David Attenborough would make an excellent guide to the Zymoglyphic regions as well. He has great qualifications - he had a little museum when he was a boy, and now has huge collection of souvenirs from his travels. He is a perfect mixture of authoritativeness, enthusiasm, wonder, and a taste for the bizarre. A phrase he often uses is "and the strangest of all is this one...". He combines all that with the latest technical wizardry in closeup photography and has an engaging personal style. He is always on the scene, often windblown or out of breath, battling mosquitos to sneak up on some hapless creature. He keeps up with recent discoveries, so each series often includes some new odd animal, plant, or behavior that I have not heard about. He has covered a full range of biological and anthropological themes, and he has managed to contribute to science without having to specialize. He always has interesting ideas on the interconnectedness of things; not just describing some odd behavior, but explaining what forces have caused it to evolve that way. If he is not available for the job (as is likely), he can still serve as a role model!

Labels:

Sunday, February 26, 2006

The Zymoglyphic Meteorite


When I was a boy, I would troll the beach with a magnet tied to a long string, hoping to snag a torn-off bit of the cosmos in the form of an iron meteorite. As an adult, I found out that if you want one, you can just buy one. This one is from the Gibeon fall, a meteor that broke apart over Namibia in prehistoric times. It was originally part of the iron core of an asteroid that later broke up. Its melted, pitted exterior marks its fiery passage through the Earth's atmosphere, but its inner crystalline structure has not changed in 4 billion years. To me, it is the equivalent of a medieval relic, a connection to the universe and its creation.

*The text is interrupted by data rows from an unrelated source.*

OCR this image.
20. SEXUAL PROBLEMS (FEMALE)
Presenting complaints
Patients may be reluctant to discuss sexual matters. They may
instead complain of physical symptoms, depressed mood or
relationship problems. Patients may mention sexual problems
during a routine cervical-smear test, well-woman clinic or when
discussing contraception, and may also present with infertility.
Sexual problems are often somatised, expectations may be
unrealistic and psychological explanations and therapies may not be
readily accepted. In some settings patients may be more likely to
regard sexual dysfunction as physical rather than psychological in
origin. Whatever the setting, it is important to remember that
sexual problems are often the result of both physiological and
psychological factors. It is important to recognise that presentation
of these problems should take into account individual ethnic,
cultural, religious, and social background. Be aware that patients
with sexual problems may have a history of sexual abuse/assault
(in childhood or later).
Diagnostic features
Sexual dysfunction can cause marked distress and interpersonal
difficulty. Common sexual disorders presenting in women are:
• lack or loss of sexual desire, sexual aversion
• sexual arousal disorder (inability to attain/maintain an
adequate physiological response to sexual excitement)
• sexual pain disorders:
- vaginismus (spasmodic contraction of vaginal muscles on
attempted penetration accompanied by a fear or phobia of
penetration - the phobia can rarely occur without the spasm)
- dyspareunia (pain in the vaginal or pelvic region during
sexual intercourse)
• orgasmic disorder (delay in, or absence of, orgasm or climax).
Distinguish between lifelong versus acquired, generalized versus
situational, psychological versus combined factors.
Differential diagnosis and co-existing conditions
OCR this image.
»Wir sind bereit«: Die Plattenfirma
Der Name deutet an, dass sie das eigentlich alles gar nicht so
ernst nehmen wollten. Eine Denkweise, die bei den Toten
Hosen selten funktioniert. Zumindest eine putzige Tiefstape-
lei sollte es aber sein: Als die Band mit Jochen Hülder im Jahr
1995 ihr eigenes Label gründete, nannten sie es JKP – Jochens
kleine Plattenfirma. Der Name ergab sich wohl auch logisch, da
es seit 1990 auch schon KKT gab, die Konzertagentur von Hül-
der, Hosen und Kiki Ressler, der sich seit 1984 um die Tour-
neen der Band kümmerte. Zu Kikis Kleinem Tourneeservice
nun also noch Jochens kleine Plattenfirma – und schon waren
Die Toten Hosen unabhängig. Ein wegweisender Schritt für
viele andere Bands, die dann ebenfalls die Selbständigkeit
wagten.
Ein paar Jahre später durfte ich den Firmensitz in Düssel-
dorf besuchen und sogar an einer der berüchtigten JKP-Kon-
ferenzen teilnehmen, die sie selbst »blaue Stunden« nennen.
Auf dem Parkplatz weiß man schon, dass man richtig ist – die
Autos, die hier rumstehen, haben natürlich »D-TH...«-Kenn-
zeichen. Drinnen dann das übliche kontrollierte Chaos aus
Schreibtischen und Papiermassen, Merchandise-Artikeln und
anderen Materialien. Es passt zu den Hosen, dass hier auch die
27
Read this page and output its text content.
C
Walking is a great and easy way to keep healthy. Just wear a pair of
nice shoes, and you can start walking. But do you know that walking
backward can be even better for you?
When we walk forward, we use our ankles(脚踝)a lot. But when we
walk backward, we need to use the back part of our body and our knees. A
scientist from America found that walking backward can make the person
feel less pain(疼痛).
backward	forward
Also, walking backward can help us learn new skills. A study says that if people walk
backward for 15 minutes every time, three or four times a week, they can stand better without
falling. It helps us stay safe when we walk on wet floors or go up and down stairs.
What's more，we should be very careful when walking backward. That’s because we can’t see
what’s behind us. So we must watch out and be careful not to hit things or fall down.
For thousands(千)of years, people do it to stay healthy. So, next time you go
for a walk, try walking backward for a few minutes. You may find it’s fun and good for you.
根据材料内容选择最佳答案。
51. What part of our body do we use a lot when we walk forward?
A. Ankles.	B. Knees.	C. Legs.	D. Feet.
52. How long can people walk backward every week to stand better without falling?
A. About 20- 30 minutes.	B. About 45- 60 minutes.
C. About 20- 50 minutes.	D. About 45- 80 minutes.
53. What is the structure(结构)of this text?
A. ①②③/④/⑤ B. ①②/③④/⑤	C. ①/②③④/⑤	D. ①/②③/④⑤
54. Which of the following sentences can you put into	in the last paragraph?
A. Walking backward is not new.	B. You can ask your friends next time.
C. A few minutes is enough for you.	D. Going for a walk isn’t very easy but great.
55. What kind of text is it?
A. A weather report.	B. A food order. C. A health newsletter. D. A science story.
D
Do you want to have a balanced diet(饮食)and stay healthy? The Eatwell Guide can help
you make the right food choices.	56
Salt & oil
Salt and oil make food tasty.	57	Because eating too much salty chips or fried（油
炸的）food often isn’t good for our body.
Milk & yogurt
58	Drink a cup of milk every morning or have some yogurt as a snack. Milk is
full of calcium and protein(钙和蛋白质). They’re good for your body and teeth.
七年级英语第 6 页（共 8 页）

One of the holiest relics of Islam (and its predecessors in Arabia as well) is a meteorite embedded in its central shrine at Mecca. One legend has it that this stone, too, dates from close to creation, falling at Adam's feet and subsequently discovered by Abraham.

The Hall of Meteorites in New York's American Museum of Natural History has an excellent exhibit (virtual and physical) on meteorites.